I find myself intrigued by the work of Adam Kalkin, in part because of his ‘sampling’ or perhaps hacker creative ethic and in part because of “the privileging of the emotional and physical over the rational”. In some ways this latter notion has a connectedness to the idea of the artisan, especially in the respect of working in the physical; there is a relationship between physical craftsmanship and the emotional that I find myself drawn to.

Shigeru Ban

Shigeru Ban, Ban Shigeru; born 1957 in Tokyo, Japan) is an accomplished Japanese and international architect, most famous for his innovative work with paper, particularly recycled cardboard paper tubes used to quickly and efficiently house disaster victims. Shigeru Ban was the winner in 2005 at age 48 of the 40th annual Thomas Jefferson Medal in Architecture from the University of Virginia in Charlottesville.

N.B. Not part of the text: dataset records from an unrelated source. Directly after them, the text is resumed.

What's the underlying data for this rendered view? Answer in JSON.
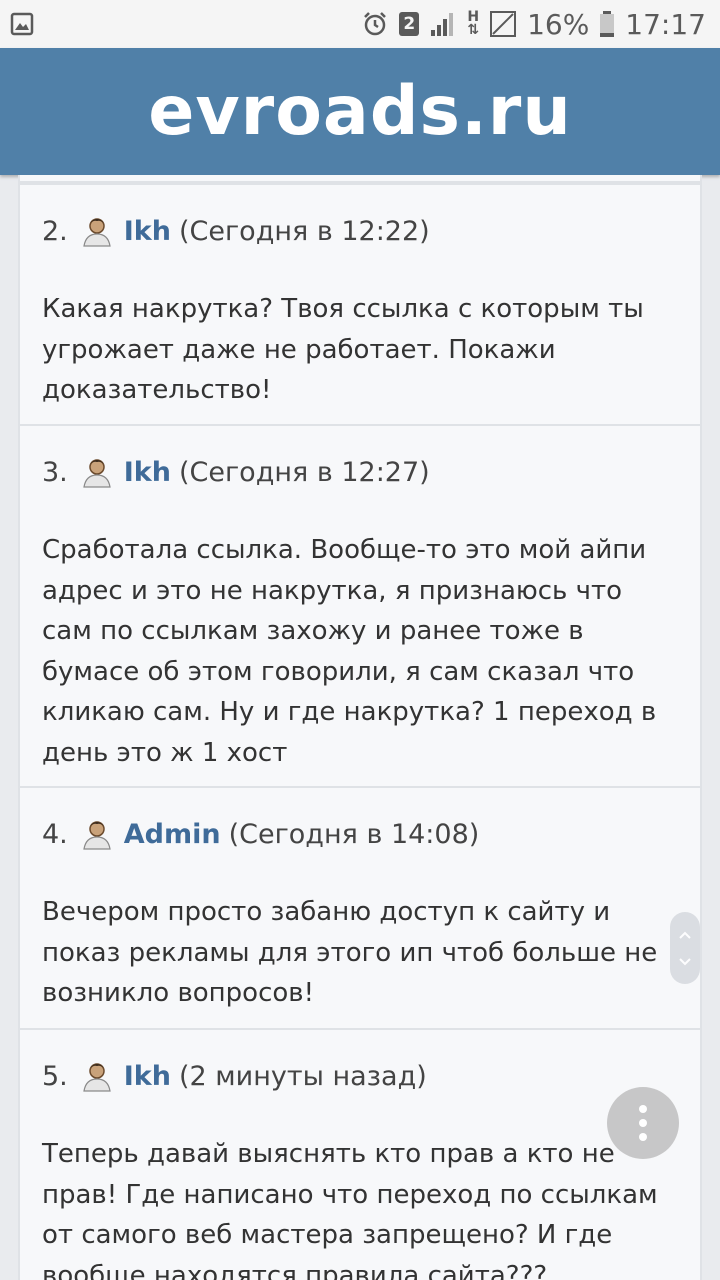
{
  "status_bar": {
    "sim_slot": "2",
    "network_type": "H",
    "battery_percent": "16%",
    "time": "17:17",
    "icons": [
      "image-notification-icon",
      "alarm-icon",
      "signal-icon",
      "hplus-data-icon",
      "no-sim-signal-icon",
      "battery-icon"
    ]
  },
  "header": {
    "site_title": "evroads.ru"
  },
  "colors": {
    "header_bg": "#5080a8",
    "username": "#3f6b99",
    "card_bg": "#f7f8fa"
  },
  "comments": [
    {
      "number": "2.",
      "user": "Ikh",
      "time": "(Сегодня в 12:22)",
      "text": "Какая накрутка? Твоя ссылка с которым ты угрожает даже не работает. Покажи доказательство!"
    },
    {
      "number": "3.",
      "user": "Ikh",
      "time": "(Сегодня в 12:27)",
      "text": "Сработала ссылка. Вообще-то это мой айпи адрес и это не накрутка, я признаюсь что сам по ссылкам захожу и ранее тоже в бумасе об этом говорили, я сам сказал что кликаю сам. Ну и где накрутка? 1 переход в день это ж 1 хост"
    },
    {
      "number": "4.",
      "user": "Admin",
      "time": "(Сегодня в 14:08)",
      "text": "Вечером просто забаню доступ к сайту и показ рекламы для этого ип чтоб больше не возникло вопросов!"
    },
    {
      "number": "5.",
      "user": "Ikh",
      "time": "(2 минуты назад)",
      "text": "Теперь давай выяснять кто прав а кто не прав! Где написано что переход по ссылкам от самого веб мастера запрещено? И где вообще находятся правила сайта???"
    }
  ]
}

… Ban is most-famous now for his innovative work with paper and cardboard tubing as a material for building construction. He was the first architect in Japan to construct a building primarily out of paper, with his paper house and required special approval for his building to pass Japan‘s building code. Ban is attracted to using paper because of its low-cost, its recyclable, low-tech and they’re replaceable. The last aspect of Ban‘s influences is his humanitarianism and his attraction to ecological architecture. Ban’s work with paper and other materials is heavily based on it's sustanability and because it produces very little waste. …

http://en.wikipedia.org/wiki/Shigeru_Ban

It is, I suspect, the juxtaposition of the physical, emotional architecture of ancient Japan, and the modernism of present day Japan, combined with an exciting use of unusual materials that attracts me to the work of architect Shiguru Ban.